When a dataframe is saved into a SQL database, Spark will only writes into those columns in the database that are present in the dataframe. So if the ID
column is not part of the dataframe, Spark will ignore it during the insert operation.
The insert statement is created in JdbcUtils.getInsertStatement(), and here only columns that are part of the underlying rdd are included in the create statement:
val columns =
[...]
rddSchema.fields.map { col =>
val normalizedName = tableColumnNames.find(f => columnNameEquality(f, col.name)).getOrElse {
throw new AnalysisException(s"""Column "${col.name}" not found in schema $tableSchema""")
}
dialect.quoteIdentifier(normalizedName)
}.mkString(",")
[...]
s"INSERT INTO $table ($columns) VALUES ($placeholders)"

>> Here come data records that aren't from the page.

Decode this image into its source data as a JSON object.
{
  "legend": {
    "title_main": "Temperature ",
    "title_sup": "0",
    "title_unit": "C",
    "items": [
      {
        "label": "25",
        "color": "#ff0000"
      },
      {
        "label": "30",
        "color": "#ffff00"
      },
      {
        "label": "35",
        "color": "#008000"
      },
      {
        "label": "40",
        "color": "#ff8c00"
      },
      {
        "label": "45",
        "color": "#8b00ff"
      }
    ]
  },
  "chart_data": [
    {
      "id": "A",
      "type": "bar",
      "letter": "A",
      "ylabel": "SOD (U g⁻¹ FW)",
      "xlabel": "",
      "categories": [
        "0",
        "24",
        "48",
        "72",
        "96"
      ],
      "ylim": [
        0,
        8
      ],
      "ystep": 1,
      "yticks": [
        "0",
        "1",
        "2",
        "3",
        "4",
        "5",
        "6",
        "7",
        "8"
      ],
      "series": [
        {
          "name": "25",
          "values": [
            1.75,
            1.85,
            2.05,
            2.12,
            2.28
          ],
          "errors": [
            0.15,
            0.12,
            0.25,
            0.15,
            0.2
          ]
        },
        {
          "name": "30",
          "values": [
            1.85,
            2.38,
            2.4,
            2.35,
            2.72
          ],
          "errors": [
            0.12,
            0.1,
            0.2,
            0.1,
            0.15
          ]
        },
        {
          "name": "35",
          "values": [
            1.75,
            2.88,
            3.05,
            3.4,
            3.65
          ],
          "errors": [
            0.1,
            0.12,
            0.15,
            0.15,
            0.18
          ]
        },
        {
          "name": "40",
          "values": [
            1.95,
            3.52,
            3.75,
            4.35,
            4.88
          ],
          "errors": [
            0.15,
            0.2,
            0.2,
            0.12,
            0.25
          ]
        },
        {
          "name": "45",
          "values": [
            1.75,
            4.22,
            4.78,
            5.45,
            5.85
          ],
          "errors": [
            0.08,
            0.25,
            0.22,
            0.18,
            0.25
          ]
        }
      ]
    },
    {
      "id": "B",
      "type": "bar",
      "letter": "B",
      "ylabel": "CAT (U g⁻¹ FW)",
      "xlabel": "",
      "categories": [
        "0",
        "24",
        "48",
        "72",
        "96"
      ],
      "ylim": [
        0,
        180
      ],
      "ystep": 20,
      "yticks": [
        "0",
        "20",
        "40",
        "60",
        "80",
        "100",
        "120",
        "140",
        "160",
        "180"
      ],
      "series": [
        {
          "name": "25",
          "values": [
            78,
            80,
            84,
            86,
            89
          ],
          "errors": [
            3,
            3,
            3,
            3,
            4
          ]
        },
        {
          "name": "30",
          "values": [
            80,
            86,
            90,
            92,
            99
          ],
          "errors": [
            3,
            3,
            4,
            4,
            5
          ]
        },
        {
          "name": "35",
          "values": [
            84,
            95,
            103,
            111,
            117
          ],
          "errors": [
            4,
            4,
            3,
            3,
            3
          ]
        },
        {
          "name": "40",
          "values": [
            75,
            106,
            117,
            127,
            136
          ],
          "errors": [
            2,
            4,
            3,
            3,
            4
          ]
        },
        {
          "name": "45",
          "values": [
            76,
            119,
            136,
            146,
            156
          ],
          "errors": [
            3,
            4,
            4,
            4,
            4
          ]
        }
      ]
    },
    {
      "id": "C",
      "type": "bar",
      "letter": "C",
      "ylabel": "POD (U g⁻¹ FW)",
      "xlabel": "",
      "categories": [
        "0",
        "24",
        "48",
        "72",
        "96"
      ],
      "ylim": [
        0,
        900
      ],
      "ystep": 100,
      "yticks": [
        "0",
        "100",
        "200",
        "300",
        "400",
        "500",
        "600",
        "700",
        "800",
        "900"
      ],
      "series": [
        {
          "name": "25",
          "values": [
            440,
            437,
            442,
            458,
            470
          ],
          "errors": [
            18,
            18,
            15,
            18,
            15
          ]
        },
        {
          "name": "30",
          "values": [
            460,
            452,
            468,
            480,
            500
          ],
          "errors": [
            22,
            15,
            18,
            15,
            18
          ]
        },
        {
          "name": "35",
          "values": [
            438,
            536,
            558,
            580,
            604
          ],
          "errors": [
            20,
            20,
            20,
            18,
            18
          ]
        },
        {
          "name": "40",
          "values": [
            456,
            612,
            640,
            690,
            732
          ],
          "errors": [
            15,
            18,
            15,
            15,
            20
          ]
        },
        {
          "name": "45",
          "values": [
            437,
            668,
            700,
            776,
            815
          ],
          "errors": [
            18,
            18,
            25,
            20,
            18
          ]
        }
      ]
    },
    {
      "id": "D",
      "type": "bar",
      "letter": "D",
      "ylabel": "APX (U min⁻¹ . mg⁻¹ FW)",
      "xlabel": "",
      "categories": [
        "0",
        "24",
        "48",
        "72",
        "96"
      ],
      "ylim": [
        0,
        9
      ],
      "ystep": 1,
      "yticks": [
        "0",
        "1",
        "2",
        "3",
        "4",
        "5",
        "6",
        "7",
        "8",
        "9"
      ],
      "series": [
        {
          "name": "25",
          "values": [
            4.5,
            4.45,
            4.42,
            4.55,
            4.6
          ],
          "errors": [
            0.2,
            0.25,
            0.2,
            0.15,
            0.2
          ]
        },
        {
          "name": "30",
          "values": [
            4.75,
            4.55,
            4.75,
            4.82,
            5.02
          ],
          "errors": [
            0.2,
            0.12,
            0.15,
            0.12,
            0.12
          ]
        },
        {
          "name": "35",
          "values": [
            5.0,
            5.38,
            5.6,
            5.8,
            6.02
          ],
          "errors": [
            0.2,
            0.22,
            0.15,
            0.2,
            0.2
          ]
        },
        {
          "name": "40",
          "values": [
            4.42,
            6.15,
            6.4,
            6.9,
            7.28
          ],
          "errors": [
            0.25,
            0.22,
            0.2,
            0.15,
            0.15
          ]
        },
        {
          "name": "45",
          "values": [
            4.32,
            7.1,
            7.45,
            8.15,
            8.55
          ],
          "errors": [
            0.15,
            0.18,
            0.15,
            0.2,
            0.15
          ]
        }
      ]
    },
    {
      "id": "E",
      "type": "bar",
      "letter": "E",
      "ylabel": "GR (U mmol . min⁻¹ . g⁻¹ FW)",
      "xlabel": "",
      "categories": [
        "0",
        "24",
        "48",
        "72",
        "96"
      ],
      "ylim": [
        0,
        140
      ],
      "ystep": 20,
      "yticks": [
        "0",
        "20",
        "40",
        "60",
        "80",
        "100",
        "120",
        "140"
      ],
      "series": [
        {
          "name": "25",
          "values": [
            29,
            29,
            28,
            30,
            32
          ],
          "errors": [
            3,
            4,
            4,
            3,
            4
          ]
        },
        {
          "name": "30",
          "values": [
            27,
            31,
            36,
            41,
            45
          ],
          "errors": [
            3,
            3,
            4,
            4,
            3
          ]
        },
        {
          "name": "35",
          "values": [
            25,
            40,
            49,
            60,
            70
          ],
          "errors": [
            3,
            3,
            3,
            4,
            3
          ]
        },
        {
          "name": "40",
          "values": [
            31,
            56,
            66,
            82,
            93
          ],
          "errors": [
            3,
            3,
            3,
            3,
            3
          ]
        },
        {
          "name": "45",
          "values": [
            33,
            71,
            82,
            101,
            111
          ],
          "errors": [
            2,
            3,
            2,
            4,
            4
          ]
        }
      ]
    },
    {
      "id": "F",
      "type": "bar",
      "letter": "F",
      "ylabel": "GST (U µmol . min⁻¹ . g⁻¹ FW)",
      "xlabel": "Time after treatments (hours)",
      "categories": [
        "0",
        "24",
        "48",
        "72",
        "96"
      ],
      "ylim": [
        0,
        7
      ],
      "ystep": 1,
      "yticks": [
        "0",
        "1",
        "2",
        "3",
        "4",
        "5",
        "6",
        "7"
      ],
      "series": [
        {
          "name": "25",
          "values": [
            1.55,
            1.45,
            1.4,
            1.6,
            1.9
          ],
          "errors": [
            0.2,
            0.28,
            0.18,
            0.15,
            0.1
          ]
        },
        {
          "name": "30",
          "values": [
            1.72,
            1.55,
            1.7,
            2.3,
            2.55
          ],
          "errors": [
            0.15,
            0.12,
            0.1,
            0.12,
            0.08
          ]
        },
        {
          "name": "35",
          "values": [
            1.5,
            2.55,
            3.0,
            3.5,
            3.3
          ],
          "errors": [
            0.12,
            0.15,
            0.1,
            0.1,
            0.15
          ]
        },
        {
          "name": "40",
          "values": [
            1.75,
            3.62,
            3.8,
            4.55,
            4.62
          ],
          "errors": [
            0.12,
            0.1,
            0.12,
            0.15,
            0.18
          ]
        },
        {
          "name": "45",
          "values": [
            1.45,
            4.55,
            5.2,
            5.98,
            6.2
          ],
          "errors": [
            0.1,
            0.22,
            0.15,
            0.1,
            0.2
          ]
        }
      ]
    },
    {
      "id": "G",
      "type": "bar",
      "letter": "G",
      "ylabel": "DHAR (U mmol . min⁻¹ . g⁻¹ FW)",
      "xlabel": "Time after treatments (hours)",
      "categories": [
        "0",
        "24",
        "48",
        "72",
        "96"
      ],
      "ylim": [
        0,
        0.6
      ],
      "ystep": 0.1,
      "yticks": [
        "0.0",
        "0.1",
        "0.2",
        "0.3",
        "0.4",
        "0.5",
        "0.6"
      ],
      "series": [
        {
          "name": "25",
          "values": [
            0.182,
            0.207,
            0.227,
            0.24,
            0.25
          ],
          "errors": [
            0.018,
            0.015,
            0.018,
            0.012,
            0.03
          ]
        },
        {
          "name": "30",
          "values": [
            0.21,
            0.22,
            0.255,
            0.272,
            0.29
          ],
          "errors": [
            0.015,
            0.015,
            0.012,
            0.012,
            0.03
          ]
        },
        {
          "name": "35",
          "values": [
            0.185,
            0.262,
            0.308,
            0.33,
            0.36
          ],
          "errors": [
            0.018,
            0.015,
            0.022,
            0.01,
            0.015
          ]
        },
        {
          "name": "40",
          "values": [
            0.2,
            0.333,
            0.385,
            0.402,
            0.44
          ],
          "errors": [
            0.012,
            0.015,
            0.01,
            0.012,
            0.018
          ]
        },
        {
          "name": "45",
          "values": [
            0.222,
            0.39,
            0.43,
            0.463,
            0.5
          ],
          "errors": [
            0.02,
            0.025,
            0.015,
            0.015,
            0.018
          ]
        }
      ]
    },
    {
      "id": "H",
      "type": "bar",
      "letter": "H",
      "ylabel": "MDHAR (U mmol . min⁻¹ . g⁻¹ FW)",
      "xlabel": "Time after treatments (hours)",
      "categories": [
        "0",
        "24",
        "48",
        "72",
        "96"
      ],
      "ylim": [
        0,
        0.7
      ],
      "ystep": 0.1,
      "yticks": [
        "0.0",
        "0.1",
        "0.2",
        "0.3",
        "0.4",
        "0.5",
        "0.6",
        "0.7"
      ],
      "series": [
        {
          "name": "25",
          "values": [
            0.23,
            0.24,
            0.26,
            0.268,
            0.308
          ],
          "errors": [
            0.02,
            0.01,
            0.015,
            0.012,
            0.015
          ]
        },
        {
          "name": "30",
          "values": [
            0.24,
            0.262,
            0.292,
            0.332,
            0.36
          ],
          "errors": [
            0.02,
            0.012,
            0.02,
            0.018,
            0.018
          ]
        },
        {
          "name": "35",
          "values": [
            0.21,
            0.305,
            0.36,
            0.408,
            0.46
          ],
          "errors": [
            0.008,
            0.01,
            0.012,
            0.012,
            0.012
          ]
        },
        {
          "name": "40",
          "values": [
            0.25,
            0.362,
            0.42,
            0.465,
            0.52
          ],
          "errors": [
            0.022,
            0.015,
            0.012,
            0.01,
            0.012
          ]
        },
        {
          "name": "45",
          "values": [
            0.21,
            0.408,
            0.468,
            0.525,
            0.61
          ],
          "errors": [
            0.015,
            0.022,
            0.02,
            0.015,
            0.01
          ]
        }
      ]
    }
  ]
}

For example given the table definition
create table address (
id serial,
FirstName varchar(20),
LastName varchar(20),
CreOn timestamp,
CreBy varchar(20),
constraint pk primary key (id))
and the Python code
df = spark.createDataFrame(
[("John", "Doe", "1970-01-02 03:46:40", "py2")],
['FirstName','LastName','CreOn','CreBy']
)
df.write.mode("append").jdbc(<jdbc url>, "address", \
properties={"driver":...,"user": ..., "password": ...})
Spark creates the insert statement
INSERT INTO address ("firstname","lastname","creon","creby") VALUES (?,?,?,?)
and the insert operation is successful.
So autogenerated fields should simply not be part of the dataframe and the error Permission denied
is probably not related to the autogenerated field.